Cooking seems to be the new norm – and while take out was still an option under “Stay Home, Stay Healthy,” chances are most folks were doing it for themselves more than they have in a long time.  How’s it going? Discovering a new love or counting down the days? We’re all about food here on the farm: growing, cooking, preserving, eating. Even before COVID-19, eating out was the exception rather than the norm, mostly because we’ve worked out a system so there’s never a question about what’s for dinner (and we happen to love leftovers for lunch!) Here’s a few pro-tips we’ve acquired along the way:

  1. Keep your pantry stocked. Of course it’s hard to cook when half the things you need are MIA. There are lots of guides that you can find online, but keep it simple. I would say we keep up on four categories in our pantry – grains and pasta (includes flour, rice, and dried beans), oils and condiments (includes soy sauce, mustards, vinegars and spices), and dairy (milk, butter, buttermilk, cheese, eggs), and household (includes toothpaste and laundry soap). When you notice you are coming close to the last of the mustard, for instance, write it down so that when you are at the end, there’s another waiting in your cupboard. We use a chalkboard for this, but you can also stick a piece of paper to the fridge.

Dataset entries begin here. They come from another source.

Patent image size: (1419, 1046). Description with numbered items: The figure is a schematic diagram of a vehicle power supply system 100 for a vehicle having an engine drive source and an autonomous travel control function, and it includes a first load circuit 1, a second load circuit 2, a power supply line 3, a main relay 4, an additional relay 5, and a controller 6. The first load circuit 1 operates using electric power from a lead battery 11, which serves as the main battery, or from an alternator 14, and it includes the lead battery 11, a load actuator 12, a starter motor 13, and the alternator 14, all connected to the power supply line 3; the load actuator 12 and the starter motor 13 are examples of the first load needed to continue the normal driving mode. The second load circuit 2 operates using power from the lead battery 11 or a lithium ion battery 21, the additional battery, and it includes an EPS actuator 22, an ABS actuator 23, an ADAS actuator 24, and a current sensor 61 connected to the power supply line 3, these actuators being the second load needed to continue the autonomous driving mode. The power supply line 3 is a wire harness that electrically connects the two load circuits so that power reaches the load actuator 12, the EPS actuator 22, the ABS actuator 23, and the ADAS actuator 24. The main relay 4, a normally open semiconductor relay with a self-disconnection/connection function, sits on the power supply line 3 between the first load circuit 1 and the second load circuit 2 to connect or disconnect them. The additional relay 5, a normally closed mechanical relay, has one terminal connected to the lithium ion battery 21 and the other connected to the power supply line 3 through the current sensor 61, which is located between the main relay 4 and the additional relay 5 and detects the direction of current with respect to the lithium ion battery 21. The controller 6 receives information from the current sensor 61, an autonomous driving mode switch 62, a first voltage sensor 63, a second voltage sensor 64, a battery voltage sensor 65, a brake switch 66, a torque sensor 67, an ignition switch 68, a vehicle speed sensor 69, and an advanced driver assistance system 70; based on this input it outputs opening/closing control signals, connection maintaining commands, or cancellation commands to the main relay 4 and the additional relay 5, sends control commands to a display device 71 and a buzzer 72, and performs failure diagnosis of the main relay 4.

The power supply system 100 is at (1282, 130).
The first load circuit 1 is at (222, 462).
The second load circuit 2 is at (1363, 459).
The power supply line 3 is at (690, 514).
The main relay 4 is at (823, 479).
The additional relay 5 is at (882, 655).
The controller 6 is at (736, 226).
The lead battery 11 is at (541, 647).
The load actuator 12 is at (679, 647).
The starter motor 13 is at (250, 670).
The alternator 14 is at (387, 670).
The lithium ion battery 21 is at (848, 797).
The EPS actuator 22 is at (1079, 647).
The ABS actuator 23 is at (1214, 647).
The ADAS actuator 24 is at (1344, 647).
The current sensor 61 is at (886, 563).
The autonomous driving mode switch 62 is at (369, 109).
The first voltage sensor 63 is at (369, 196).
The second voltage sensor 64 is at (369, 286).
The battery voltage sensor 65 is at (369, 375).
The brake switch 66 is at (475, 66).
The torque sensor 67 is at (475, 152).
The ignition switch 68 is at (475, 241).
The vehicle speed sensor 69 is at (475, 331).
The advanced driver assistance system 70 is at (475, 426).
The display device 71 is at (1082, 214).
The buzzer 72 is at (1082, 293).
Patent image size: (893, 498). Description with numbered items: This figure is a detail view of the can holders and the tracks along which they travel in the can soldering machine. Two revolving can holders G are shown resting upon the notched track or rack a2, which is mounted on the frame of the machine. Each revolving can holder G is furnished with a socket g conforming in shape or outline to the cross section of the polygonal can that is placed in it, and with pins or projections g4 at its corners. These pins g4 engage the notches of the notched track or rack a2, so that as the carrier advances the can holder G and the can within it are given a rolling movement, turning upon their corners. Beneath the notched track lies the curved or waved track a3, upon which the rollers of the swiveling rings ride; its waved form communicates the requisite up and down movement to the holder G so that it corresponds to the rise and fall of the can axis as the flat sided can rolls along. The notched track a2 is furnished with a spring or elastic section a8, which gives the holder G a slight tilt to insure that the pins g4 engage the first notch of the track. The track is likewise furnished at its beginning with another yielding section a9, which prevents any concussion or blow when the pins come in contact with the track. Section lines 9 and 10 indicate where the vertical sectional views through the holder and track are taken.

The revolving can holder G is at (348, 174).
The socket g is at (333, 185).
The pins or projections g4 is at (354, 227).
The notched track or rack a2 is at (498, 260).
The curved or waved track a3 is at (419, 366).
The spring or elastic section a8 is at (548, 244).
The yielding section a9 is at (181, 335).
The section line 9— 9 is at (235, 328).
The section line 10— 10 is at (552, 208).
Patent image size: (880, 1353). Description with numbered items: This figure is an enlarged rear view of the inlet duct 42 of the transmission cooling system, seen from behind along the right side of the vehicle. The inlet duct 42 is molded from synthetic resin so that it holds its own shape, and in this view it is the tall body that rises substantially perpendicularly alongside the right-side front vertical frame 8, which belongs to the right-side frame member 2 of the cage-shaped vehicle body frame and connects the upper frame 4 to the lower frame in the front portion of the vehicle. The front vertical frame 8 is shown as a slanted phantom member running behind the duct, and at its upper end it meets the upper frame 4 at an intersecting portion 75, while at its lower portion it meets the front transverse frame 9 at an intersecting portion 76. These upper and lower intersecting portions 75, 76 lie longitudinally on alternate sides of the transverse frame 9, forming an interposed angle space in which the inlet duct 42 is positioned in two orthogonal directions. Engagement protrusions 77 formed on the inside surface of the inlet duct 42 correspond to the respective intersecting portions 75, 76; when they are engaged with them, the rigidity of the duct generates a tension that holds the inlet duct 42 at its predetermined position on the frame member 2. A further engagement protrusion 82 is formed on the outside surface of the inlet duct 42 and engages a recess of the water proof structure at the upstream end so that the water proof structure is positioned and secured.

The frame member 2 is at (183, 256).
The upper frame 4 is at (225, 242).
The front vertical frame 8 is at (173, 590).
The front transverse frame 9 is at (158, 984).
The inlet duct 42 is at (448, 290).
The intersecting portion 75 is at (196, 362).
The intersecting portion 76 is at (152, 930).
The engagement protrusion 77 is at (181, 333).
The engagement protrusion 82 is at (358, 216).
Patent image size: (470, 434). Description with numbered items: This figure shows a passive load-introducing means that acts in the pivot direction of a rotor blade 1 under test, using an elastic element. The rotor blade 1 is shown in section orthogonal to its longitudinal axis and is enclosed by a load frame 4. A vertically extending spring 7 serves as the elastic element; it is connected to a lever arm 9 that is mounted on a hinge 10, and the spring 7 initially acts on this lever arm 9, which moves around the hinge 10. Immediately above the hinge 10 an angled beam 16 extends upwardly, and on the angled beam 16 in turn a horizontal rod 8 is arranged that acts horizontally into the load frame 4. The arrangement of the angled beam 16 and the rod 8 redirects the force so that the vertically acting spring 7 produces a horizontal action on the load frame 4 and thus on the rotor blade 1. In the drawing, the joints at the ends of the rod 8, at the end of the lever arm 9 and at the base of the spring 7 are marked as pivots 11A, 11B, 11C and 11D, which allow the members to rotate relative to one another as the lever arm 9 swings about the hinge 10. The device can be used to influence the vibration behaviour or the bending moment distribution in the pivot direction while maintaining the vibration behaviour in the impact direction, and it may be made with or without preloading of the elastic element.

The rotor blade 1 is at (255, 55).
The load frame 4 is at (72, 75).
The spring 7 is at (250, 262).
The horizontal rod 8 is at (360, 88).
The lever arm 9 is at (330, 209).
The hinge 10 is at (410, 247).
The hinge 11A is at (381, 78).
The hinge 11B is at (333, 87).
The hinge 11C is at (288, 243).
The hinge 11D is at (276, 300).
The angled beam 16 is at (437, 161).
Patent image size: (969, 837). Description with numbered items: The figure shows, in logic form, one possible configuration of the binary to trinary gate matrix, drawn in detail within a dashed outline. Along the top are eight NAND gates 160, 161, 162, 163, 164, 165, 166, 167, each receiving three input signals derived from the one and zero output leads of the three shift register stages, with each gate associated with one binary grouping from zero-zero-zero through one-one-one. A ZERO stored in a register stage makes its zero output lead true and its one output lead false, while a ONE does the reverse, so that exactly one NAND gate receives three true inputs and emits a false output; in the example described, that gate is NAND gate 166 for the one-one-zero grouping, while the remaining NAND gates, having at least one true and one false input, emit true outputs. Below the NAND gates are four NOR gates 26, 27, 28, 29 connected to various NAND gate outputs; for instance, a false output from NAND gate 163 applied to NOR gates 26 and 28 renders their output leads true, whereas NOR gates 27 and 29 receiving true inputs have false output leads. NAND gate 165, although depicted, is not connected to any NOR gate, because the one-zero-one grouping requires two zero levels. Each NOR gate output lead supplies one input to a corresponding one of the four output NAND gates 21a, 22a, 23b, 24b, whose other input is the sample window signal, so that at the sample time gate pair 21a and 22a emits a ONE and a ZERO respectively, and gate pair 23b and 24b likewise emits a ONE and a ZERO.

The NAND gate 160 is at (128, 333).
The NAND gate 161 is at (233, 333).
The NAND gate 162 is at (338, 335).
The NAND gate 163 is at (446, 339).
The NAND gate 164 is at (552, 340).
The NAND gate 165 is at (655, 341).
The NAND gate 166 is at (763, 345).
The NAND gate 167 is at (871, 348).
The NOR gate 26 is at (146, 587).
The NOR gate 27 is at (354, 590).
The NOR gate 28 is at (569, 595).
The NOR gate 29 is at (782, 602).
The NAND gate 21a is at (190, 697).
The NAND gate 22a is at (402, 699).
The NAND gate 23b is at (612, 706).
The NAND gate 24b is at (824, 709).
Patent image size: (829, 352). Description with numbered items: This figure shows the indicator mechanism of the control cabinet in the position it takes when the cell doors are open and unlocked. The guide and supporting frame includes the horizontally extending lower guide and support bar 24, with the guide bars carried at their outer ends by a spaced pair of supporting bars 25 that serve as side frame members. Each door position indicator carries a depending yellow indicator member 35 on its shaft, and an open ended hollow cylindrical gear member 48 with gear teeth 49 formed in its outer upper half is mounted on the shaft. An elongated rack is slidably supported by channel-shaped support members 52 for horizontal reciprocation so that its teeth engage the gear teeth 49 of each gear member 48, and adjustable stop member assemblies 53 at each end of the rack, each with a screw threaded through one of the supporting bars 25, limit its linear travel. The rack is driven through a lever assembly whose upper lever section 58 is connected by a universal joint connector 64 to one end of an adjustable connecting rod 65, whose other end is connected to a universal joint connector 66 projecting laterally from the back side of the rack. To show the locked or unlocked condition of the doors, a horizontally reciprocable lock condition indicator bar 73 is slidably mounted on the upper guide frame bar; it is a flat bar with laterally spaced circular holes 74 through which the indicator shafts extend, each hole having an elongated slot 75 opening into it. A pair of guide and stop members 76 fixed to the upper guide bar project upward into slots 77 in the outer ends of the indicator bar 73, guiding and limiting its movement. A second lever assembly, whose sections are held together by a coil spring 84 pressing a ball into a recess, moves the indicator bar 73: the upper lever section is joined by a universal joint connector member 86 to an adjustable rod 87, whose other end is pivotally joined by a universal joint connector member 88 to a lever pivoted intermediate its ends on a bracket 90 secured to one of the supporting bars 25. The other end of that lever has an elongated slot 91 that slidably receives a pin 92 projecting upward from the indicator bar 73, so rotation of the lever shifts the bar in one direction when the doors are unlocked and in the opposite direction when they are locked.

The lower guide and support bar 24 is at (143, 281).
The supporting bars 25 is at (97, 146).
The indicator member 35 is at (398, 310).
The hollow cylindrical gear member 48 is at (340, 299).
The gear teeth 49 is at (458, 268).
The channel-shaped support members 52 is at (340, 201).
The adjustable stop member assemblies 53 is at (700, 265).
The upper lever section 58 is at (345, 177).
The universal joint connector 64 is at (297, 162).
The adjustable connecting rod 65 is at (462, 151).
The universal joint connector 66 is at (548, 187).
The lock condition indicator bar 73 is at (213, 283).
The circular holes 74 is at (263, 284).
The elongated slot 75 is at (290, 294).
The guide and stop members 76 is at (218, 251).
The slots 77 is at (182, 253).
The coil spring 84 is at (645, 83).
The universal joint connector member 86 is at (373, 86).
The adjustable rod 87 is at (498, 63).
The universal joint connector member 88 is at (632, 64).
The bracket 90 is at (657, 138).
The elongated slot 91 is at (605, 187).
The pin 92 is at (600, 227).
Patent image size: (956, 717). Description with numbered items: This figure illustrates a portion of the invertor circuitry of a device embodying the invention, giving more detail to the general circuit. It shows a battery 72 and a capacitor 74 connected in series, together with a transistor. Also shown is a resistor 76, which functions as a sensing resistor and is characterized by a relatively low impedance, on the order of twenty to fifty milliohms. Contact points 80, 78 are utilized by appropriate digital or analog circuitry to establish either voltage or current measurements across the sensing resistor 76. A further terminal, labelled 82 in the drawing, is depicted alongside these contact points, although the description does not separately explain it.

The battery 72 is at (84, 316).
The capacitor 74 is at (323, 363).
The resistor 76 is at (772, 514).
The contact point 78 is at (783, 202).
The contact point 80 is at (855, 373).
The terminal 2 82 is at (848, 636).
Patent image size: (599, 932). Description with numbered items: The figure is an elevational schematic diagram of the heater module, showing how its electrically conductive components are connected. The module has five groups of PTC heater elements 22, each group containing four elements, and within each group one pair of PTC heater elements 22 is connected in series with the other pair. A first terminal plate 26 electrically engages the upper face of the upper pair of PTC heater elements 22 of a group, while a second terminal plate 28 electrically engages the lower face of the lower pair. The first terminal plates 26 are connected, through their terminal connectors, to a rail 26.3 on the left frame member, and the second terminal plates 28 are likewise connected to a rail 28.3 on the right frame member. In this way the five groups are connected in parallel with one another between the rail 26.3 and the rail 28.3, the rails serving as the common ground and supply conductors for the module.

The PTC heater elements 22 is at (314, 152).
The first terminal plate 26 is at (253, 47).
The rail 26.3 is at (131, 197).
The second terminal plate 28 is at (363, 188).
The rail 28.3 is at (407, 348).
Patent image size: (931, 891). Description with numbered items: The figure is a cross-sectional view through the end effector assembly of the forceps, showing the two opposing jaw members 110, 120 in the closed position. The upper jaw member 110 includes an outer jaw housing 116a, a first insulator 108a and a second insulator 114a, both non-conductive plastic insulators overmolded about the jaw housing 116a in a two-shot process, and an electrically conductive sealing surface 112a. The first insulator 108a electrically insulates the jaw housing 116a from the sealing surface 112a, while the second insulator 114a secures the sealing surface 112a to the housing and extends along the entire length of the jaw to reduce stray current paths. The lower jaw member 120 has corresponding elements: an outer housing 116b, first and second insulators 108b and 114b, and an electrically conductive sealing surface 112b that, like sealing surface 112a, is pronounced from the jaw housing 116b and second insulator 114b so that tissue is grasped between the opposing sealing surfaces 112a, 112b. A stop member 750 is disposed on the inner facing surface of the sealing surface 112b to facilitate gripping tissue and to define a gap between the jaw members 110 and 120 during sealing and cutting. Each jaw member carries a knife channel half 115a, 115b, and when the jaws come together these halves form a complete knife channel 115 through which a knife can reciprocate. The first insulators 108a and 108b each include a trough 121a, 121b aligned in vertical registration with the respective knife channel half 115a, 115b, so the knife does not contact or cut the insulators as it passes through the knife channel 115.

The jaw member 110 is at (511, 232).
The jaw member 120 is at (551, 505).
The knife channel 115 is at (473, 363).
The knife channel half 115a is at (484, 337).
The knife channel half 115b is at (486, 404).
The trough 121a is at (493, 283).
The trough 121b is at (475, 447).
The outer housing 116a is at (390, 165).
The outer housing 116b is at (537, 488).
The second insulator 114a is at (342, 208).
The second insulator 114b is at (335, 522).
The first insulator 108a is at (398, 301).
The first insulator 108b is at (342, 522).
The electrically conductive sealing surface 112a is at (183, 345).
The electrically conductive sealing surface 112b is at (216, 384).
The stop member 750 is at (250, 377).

  2. Plan your meals. We shop about once a week – twice a month if there’s a pandemic going on 🙂 The day before shopping, using a full sheet of scratch paper, we write down the days of the week at the top, along with the dinner we’re planning, and the cookbook or location of recipe, if needed. It’s nice to see everything laid out so you can provide variety. We use starches as the variation, making sure to have rice, pasta, potatoes, etc. in a rotation, so we don’t get stuck in a rut. We also note any evening meetings/activities we might have so that we can plan for a simple meal or a leftover night. If we are planning to go out ot take out, it’s noted there as well. At the bottom of the sheet, we write down the items needed to support the plan that we don’t have on hand, along with the items that need replacing. Note: if it’s not on the list, it’s not purchased, and there’s no second trip to the store – it’s only a week, we’ll survive. After shopping is done, the list goes on the fridge, so we always know what’s for dinner.
  3.  Keep it simple. Unless you really love complex, daylong cooking projects, go for easy wins. One-pot meals with a salad on the side, the shortest list of ingredients. The internet is an amazing resource for recipes – I tend toward the ones that use simple ingredients that I have on hand. We dial it up a bit for Sunday supper, topping it off with a dessert of some kind.
  4.  Share the load. Fortunately every person in our family cooks, and we all participate in the making of the list, so everybody’s needs get met. When our college-aged-son was sheltering with us in March and April, he tended toward Indian and Middle Eastern cuisine, and we happily indulged in his made-from-chickpea-falafel that was more work than I would ever bother with, and he cleaned up. What? Yes – instead of a cleanup person, we’ve settled on an all or nothing approach. Why? Folks have different styles, some clean as they go, some pile it up. You can imagine the conflict. This is also the reason we don’t tend to cook together, as a norm.  So sometimes you get to do your own thing and get called to dinner. Nice, no?

There’s lots of benefits to eating in – cost, quality control (knowing what it is you are eating), and portion control. There’s also creativity, the joy of making something, the love that you put into feeding yourself, and/or your family. Hopefully, some of the unexpected pleasures of eating in will stick with us, long after we don’t have to.